Energy consultancy Douglas Westwood said deepwater expenditure will increase by 69% between now and 2019.
The figure comes despite a number of companies suspending high-cost projects in the wake of the low oil prices.
The company estimated the total cost could be as high as $210billion in its report, ‘World Deepwater Market Forecast 2015-2019’.
The report author Mark Adeosun said development of deepwater reserves has become increasingly vital, particularly to the world’s oil majors.
He said: However, the recent oil price decline has intensified pressure on operator budgets.
“Consequently, numerous operators have deferred sanctioning of capital intensive developments.
“DW has identified a trough in global expenditure in 2015 and 2016 primarily driven by delays to delivery of FPS units in Latin America.
“We expect deepwater Capex to rise post-2016, driven by the continued development of deepwaterfields off Latin America and West Africa, as well as new developments off East Africa.
“However, in the short-term,delays as a result of the oil price are causing significantly slower growth than was expected a year ago.”

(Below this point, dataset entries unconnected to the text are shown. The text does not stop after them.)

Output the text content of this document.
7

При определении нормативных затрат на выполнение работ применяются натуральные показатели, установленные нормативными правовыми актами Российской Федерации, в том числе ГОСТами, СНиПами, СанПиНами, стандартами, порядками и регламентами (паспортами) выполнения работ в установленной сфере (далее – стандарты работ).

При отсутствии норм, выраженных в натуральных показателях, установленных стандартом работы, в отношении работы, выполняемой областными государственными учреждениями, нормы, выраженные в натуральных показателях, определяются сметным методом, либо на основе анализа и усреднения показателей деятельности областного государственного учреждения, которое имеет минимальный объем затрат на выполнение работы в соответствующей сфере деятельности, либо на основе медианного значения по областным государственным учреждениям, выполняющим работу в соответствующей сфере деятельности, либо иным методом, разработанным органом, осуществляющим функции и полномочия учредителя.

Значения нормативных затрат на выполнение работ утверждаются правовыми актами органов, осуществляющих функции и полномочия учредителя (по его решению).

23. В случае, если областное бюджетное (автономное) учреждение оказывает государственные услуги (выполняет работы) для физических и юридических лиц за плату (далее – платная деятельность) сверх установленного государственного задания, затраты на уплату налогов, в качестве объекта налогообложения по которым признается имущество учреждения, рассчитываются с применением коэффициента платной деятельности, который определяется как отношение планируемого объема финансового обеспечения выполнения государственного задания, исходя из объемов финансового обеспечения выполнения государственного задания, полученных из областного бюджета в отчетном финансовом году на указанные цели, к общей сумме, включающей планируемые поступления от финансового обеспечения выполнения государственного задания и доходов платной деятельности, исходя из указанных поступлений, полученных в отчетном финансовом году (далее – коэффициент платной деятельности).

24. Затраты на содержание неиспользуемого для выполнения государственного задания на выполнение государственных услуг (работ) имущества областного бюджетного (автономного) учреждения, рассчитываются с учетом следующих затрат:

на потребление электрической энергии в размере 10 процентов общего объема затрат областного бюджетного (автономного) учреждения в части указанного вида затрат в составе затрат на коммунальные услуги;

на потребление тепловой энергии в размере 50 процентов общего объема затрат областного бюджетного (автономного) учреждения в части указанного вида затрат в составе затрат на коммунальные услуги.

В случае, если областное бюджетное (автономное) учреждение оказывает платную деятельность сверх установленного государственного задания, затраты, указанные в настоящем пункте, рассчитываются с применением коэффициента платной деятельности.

The findings estimate that Africa, Latin America and North America will continue to dominate deepwater capex.
Around $173billion will be spent over the next five years with Africa expected to see the greatest growth.
Assistant report editor, Balwinder Ragi, said: The development of East African natural gas basins has not been aided by the plunge in Asian gas prices; however, the development of these gas basins is inevitable.
“The expected recovery of oil prices will spark a revival in LNG-related activities in the region towards the end of the forecast period.
“Latin America will, however, remain the largest market and North America is expected to experience the least growth.
“In addition to the low oil price environment and building oversupply, the lack of rig demand will impact Capex growth over the forecast period.
“Current, industry consensus indicates that an oil price recovery is expected in the mid-to-long term.
“Whilst the economic feasibility of deepwater fields varies, typically long-term oil prices of $80 per barrel would ensure the viability of the majority of developments.”